Hutch se volvió rápidamente, apartando la mirada de la puerta de la casa, consciente de que la irritación que reinaba detrás había degenerado en provocación.

—Una tregua, caballeros, por favor. Si no os tranquilizáis, agarraré una rama de cedro y os azotaré el culo.

Phil se echó a reír con unas carcajadas estentóreas que sonaron grotescas tan cerca de la casa, pero no se molestó en volverse hacia los demás. Por el contrario, golpeó la puerta y la empujó con la intención de abrirla.

Luke estaba demasiado rabioso para moverse o respirar, y permanecía con la vista clavada al frente, sin mirar a los ojos a nadie. Dom siguió a Hutch en dirección a la casa, como si su discusión no hubiera significado nada para él, riendo incluso.

—No, si aun te gustaría golpear el trasero de un jovencito de buen ver en medio del bosque.

—Ya lo creo. Y no me limitaría al golpe de swing. También emplearía el revés.

—No hay cerradura. Pero está atrancada —informó Phil.

Hutch se descolgó la mochila.

—No por mucho tiempo. Apartaos.

Luke sacó el paquete de tabaco del bolsillo lateral de sus pantalones militares mojados. Le temblaban las manos. No era un buen momento para analizar la situación, pero no pudo evitarlo; no pudo evitar pensar en ellos cuatro, en lo que había motivado que el viaje resultara tan decepcionante. La culpa no era del tiempo, pues hubiera salido de excursión igual aunque hubiera sabido con certeza que llovería todos los días. Le había entusiasmado la idea de volver a salir todos juntos, y llevaba esperando el viaje con ilusión desde hacía seis meses, cuando se había planteado la idea por primera vez durante la boda de Hutch.
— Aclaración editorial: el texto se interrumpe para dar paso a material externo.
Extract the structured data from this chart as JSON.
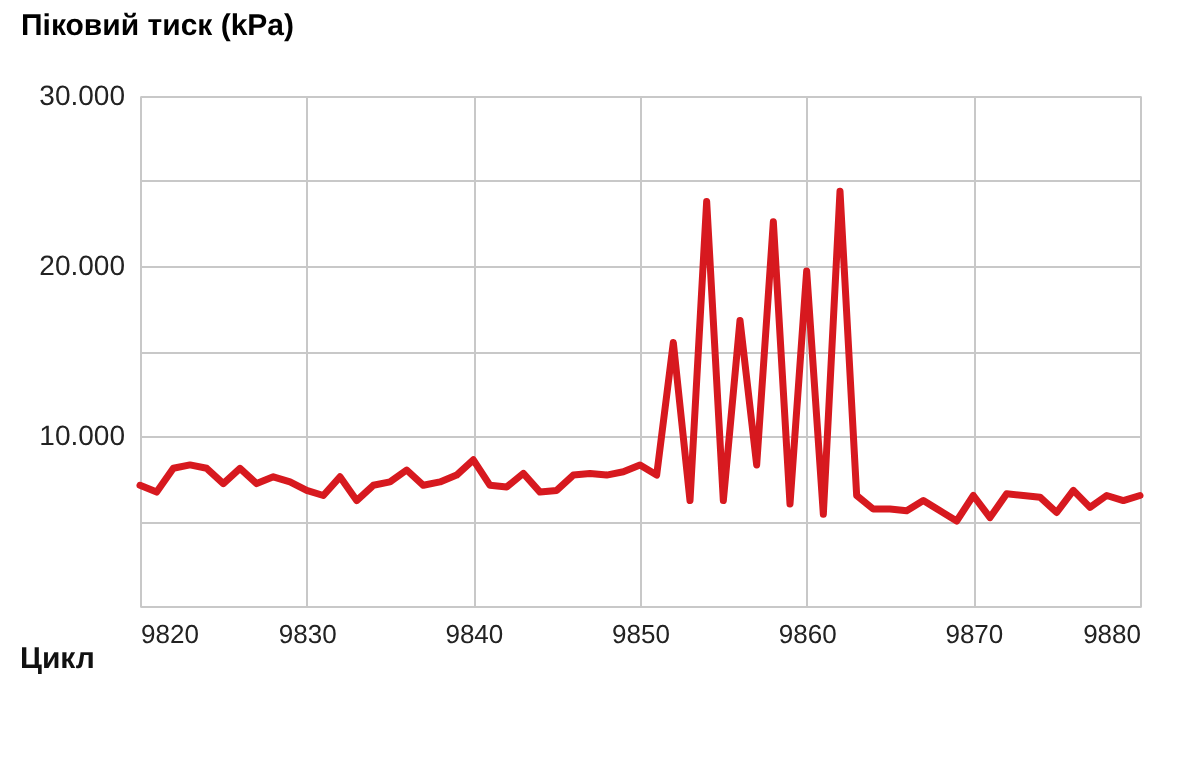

Sin embargo, la excursión se había ido al traste porque apenas reconocía a sus amigos en aquel momento. Y eso le hacía preguntarse si alguna vez los había conocido de verdad. Quince años era mucho tiempo, pero había una parte de él que seguía aferrada a la idea de que todavía eran sus mejores amigos.

Y, sin embargo, en ese preciso momento y en ese lugar estaba completamente solo. Ya no tenían nada en común.